You can define type attributes through static. If it is a class, the keyword class can also be used.

Sample code:

struct Shape { var width: Int static var count: Int = 30 } var s = Shape(width: 10) s.witchth = 20 print("before count:\(shape.count)") Before count:30 shape. count = 40 print("after count:\(shape.count)") // after count:40Copy the code

3.1. Type attribute details

1. Unlike store instance attributes, store type attributes must be initialized or an error will be reported (because the type does not have instance attributes)initInitializer to initialize storage properties) :

2. The storage type attribute is lazy by default and is initialized only when used for the first time, even if accessed by multiple threads at the same time (thread-safe).

3. The storage type attribute can be let.

4. Enumerated types can also define type properties (store type properties, evaluate type properties).

3.2. Singleton pattern

You can create a singleton pattern using type attributes.
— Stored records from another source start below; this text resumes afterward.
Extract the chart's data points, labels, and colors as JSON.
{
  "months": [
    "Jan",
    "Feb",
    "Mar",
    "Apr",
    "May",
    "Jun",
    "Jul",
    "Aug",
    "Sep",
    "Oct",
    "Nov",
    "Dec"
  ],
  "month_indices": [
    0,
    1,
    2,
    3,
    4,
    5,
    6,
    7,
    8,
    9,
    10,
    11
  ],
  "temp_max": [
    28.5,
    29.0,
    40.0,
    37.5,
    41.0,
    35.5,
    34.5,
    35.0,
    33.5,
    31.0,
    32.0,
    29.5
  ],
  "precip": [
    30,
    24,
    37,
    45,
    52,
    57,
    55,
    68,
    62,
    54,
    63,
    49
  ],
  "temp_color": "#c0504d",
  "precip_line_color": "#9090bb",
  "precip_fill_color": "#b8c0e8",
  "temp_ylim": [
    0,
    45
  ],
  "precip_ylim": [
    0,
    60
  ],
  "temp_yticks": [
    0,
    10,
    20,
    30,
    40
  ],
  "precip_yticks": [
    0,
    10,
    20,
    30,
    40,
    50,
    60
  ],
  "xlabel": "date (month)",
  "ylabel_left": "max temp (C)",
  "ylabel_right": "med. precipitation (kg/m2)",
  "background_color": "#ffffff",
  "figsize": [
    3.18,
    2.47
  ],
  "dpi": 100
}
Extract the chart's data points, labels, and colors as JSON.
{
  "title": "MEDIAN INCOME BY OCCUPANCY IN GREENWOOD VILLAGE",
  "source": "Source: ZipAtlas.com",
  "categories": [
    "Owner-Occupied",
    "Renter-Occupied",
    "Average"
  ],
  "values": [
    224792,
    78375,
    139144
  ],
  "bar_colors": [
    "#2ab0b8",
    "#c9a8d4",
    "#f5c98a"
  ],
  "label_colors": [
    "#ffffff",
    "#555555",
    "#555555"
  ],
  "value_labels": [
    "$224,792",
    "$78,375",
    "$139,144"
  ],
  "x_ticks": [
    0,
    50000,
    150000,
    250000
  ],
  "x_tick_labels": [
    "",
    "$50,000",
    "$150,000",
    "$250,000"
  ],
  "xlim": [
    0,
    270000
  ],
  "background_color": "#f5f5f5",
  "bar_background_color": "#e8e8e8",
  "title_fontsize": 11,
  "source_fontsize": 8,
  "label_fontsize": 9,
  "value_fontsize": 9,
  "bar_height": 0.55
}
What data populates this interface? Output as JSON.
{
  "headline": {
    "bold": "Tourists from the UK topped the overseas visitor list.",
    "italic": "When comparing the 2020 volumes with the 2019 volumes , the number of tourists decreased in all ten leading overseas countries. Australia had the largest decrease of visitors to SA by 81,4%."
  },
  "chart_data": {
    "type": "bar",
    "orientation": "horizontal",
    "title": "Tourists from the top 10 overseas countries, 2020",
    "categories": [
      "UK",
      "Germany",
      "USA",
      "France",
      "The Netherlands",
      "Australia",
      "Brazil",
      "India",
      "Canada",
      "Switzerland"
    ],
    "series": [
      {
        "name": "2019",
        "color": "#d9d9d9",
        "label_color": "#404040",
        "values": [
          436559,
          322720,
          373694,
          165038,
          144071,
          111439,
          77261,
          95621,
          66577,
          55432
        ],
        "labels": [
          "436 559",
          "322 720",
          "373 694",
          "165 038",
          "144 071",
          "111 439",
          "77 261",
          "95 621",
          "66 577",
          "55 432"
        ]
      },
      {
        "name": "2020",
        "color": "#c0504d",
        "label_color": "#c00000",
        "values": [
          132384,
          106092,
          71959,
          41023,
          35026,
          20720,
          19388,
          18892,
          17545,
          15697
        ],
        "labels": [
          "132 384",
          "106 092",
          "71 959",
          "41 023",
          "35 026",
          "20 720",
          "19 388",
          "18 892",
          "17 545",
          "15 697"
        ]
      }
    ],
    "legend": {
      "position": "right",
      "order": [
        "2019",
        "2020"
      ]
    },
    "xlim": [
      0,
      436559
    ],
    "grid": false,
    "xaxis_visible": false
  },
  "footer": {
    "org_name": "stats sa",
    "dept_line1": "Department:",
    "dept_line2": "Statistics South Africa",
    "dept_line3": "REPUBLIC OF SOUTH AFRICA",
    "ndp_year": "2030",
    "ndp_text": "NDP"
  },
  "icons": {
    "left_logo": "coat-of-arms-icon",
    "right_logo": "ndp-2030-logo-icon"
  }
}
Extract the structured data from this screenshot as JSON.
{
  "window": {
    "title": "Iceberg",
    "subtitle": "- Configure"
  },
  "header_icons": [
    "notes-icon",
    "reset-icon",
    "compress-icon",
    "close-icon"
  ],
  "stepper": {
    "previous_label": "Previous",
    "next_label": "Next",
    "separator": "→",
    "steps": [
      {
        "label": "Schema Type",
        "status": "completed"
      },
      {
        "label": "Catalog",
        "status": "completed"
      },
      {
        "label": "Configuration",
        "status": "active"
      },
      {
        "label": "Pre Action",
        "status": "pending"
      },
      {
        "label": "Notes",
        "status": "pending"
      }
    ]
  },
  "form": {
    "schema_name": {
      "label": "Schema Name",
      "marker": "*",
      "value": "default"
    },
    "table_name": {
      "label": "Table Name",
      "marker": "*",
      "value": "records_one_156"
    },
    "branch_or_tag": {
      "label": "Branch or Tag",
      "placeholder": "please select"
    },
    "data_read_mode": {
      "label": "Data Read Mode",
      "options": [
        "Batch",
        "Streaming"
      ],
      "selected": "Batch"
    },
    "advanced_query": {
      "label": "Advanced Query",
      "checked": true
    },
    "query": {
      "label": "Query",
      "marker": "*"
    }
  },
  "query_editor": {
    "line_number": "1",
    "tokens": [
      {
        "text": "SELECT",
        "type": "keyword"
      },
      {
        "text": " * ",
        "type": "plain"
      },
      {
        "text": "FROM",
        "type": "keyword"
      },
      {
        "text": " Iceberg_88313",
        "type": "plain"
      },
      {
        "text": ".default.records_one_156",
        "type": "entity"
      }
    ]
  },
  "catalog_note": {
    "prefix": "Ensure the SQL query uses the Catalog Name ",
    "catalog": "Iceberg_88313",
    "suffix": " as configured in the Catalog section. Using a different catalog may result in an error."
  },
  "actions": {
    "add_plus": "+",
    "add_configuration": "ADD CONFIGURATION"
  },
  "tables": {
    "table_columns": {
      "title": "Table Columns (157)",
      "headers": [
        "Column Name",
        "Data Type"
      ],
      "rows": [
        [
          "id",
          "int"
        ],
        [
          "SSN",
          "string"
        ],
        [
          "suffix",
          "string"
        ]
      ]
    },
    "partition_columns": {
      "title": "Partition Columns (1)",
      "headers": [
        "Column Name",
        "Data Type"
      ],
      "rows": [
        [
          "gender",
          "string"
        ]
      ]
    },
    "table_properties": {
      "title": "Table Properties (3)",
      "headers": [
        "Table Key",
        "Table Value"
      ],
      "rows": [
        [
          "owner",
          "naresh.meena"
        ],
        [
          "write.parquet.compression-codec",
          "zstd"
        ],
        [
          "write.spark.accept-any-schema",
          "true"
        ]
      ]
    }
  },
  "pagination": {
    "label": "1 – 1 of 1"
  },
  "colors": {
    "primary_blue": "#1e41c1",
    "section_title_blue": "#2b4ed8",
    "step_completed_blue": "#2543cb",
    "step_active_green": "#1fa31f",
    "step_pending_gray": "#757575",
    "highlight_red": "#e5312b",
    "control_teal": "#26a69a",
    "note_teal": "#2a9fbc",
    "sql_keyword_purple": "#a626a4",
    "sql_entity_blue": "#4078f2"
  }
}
Sample code:

class FileManager {
    public static let shared = FileHandle()
    private init() {}
}
var f1 = FileManager.shared;
Copy the code

Make the initializer private, so you can’t let the outside world create instances using init. Making the type property public, accessible in other files, and storing the type property with a let modifier ensures that the instance can only point to a fixed block of memory.

3.2. The nature of type storage properties

Step 1: Sample code

Step 2: Check the global variable memory address

Num1 Memory address: 0x1000013F1 + 0x5DF7 = 0x1000071E8; Num2 Memory address: 0x1000013FC + 0x5DF4 = 0x1000071F0; Num3 Memory address: 0x100001407 + 0x5DF1 = 0x1000071F8.

Conclusion: num1,num2, and num3 are contiguous memory addresses.

Step 3: View the type storage property address

Num1 Memory address: 0x100001013 + 0x631D = 0x100007330; Car. Count Memory address: 0x100007338; Num3 Memory address: 0x10000105C + 0x62E4 = 0x100007340.

Conclusion: num1, car. count, and num3 are contiguous memory addresses.

From an internal perspective, there is no difference between writing a type storage property outside and inside the class; writing it inside the class simply means that the property has some access to it.

The type store attribute is lazy by default, so it does a lot of work on the first access. And it’s only initialized once.

View type store property initialization by assembly:

It turns out that the type attribute initialization ends with a call to dispatch_once in GCD, which ensures that the attribute is initialized only once.